この調子で思い出して下さい。あなたの世界がどれほど広いものだったのかを。ずっと遠巻きにしていた社会の中にいるのは、嫌な人ばかりじゃないんだって事を、ちゃんと思い出して。その為のお手伝いなら、幾らだってしますから――)
ニアージュは、ほんのわずかだけ目を細めた。
そして一層気合を入れる。
転生前からニアージュには、これといった特技や才能などはなく、知恵も知識も凡人に毛が生えた程度の貯えしかない。
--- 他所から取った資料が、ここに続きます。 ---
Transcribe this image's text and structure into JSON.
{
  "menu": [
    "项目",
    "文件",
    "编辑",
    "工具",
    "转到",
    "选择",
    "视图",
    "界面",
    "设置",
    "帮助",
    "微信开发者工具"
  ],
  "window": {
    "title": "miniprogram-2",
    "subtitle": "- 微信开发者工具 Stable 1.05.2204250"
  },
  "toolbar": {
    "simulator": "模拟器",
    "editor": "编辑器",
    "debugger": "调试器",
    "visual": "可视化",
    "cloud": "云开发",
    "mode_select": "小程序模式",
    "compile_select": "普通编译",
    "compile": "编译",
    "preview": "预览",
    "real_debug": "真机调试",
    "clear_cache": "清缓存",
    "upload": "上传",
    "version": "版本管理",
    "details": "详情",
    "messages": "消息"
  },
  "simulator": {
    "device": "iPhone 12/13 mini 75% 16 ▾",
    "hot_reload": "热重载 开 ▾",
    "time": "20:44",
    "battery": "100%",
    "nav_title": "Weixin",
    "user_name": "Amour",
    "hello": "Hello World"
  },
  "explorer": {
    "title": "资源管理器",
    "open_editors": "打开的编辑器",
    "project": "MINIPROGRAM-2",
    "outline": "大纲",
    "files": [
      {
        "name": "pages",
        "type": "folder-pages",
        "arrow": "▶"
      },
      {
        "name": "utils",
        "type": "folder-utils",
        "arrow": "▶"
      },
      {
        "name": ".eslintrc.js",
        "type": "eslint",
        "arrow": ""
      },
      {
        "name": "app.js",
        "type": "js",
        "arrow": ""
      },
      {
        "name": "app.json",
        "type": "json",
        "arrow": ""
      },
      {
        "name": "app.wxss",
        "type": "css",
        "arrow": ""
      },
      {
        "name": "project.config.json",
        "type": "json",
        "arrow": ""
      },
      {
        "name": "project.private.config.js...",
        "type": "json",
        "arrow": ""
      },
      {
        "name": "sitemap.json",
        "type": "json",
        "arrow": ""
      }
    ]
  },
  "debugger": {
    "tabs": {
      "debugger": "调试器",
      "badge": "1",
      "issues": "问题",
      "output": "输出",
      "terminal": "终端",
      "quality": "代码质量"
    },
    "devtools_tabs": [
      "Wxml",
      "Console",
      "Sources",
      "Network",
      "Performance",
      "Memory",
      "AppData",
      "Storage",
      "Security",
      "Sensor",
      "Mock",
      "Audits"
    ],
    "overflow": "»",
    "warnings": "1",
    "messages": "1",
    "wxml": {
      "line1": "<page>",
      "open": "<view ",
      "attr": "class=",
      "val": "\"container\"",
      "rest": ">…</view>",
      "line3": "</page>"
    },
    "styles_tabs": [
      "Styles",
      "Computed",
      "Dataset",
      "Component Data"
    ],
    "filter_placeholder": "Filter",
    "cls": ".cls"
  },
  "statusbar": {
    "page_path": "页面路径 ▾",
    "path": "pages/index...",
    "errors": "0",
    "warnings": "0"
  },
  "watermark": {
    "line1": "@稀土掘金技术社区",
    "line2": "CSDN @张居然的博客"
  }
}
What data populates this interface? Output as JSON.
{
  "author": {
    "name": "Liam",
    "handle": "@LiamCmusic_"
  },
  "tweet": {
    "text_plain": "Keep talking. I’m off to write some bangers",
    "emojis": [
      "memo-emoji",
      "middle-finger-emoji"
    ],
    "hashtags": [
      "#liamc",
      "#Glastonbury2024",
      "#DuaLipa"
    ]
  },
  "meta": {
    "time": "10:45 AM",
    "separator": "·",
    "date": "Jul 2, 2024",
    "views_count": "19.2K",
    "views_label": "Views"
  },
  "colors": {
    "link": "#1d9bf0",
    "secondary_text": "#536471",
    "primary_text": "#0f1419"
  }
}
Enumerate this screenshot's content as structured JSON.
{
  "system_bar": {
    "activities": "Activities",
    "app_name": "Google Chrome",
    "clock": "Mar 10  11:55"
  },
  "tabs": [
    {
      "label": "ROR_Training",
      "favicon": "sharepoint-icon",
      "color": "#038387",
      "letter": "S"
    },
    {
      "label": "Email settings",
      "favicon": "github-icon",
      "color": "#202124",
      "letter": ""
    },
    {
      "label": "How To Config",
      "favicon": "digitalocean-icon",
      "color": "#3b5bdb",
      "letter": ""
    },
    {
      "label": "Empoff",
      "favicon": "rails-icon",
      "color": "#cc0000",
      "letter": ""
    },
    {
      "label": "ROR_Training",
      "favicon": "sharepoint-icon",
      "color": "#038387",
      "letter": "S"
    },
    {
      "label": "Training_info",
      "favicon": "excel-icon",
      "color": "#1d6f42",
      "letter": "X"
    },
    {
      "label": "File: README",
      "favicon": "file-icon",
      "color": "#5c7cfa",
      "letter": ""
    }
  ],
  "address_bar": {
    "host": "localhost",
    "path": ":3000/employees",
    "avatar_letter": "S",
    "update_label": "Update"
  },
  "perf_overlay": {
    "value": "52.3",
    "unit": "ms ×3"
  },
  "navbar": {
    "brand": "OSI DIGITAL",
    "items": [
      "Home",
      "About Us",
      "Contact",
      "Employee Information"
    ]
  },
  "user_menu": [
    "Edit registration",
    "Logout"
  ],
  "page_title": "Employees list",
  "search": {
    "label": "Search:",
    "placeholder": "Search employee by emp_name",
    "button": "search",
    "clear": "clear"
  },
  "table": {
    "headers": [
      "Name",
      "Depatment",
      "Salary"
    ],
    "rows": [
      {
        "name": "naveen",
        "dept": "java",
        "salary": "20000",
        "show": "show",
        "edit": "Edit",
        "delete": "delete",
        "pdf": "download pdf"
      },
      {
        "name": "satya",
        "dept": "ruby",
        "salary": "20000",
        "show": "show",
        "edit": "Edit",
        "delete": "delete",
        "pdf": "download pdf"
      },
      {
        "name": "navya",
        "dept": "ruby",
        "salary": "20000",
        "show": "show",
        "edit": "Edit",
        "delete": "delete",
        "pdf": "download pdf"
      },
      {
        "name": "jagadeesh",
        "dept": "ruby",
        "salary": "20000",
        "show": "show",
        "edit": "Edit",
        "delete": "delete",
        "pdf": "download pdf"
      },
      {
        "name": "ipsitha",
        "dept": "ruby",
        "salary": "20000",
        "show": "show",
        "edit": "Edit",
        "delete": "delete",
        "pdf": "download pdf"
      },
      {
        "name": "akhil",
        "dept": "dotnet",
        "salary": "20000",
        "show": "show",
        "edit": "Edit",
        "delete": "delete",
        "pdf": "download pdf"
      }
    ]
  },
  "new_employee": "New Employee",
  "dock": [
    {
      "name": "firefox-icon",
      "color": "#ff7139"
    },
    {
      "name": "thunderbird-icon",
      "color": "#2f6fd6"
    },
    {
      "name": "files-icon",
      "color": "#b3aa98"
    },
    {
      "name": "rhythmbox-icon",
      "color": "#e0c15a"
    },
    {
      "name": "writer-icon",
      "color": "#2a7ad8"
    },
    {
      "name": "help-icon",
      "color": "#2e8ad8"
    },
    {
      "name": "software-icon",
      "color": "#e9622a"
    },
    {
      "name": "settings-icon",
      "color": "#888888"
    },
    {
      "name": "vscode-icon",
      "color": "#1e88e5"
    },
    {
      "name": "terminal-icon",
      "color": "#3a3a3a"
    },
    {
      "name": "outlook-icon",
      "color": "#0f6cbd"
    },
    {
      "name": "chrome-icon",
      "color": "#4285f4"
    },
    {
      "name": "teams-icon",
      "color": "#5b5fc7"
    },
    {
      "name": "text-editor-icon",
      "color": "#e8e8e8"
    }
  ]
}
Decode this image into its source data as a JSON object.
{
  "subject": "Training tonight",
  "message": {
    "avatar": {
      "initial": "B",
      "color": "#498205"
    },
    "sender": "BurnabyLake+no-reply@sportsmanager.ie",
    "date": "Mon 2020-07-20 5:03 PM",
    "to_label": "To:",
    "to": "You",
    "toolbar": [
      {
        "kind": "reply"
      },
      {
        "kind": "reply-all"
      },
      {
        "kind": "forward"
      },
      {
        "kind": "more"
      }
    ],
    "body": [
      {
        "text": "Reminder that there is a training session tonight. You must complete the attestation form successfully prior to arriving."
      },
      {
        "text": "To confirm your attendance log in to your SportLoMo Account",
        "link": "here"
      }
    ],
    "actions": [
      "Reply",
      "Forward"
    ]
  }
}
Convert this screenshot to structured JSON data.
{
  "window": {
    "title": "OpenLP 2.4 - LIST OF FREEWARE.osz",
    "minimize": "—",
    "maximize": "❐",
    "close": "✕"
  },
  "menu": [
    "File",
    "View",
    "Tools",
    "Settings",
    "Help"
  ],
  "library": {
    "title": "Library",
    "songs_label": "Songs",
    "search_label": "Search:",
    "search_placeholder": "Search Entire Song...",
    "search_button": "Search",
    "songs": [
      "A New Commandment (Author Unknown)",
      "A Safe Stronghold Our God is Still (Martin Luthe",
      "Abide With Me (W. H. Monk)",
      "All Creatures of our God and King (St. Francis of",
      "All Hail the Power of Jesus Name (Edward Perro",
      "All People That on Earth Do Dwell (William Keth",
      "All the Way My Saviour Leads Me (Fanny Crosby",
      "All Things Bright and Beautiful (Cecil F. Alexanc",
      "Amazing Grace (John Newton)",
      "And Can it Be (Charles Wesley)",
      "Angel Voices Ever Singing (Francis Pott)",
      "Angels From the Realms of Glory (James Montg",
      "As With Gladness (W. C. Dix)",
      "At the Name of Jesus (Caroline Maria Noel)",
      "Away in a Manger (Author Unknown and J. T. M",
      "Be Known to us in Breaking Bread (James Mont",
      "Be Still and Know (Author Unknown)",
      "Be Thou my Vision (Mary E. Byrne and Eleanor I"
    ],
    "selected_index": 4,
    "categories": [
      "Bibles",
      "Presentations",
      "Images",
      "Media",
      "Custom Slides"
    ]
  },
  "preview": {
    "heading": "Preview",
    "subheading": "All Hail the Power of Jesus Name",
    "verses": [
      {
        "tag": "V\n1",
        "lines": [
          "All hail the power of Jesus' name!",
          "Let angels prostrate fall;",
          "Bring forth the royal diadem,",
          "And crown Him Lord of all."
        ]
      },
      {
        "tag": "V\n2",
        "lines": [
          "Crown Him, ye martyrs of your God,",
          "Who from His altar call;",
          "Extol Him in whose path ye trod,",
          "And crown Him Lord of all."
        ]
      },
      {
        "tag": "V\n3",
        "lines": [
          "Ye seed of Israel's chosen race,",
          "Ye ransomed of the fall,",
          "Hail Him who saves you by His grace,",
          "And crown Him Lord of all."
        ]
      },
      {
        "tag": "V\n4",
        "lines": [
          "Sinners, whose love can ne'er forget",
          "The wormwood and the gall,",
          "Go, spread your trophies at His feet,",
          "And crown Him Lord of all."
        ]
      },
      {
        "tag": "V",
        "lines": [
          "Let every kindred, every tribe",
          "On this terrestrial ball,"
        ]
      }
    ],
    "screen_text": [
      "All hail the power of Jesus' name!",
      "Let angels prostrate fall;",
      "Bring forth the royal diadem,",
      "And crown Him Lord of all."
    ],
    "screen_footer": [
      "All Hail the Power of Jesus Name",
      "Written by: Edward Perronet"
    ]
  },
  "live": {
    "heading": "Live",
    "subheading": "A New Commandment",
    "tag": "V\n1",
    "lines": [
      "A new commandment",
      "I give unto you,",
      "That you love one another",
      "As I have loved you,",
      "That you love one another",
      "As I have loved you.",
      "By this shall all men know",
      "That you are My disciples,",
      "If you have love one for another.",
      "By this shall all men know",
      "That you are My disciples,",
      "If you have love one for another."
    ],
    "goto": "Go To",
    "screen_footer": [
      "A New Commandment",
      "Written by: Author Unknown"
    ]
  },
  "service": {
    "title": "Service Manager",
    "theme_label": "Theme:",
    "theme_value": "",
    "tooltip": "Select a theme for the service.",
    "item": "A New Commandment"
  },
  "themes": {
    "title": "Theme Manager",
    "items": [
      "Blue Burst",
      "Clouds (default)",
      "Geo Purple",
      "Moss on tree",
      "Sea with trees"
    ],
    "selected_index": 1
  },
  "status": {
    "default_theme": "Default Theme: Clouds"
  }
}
物語の主人公になれるような、特別な力だって持っていない。
どこにでもいる、凡庸な女だという自覚があった。
だが、それでも彼女は知っている。
大切な人の為に戦おうと腹を括った女より、強く逞しい者はこの世に存在しないのだという事を。
(そう。今のこのご時世、『男は度胸、女は愛嬌』なんて考え方はもう古い。今の時代は『男は度胸、女も度胸』! よく見とけよ私の覚悟を! 好きな人の為だったら、どんな害虫にだって全力で立ち向かうんだから!)
改めて決意を固めたニアージュは、ラトレイア侯爵夫人に正面から向き合う。
こんな、身分とそれに根差したプライドくらいしか持ち合わせていない相手になんて、負ける気がしない。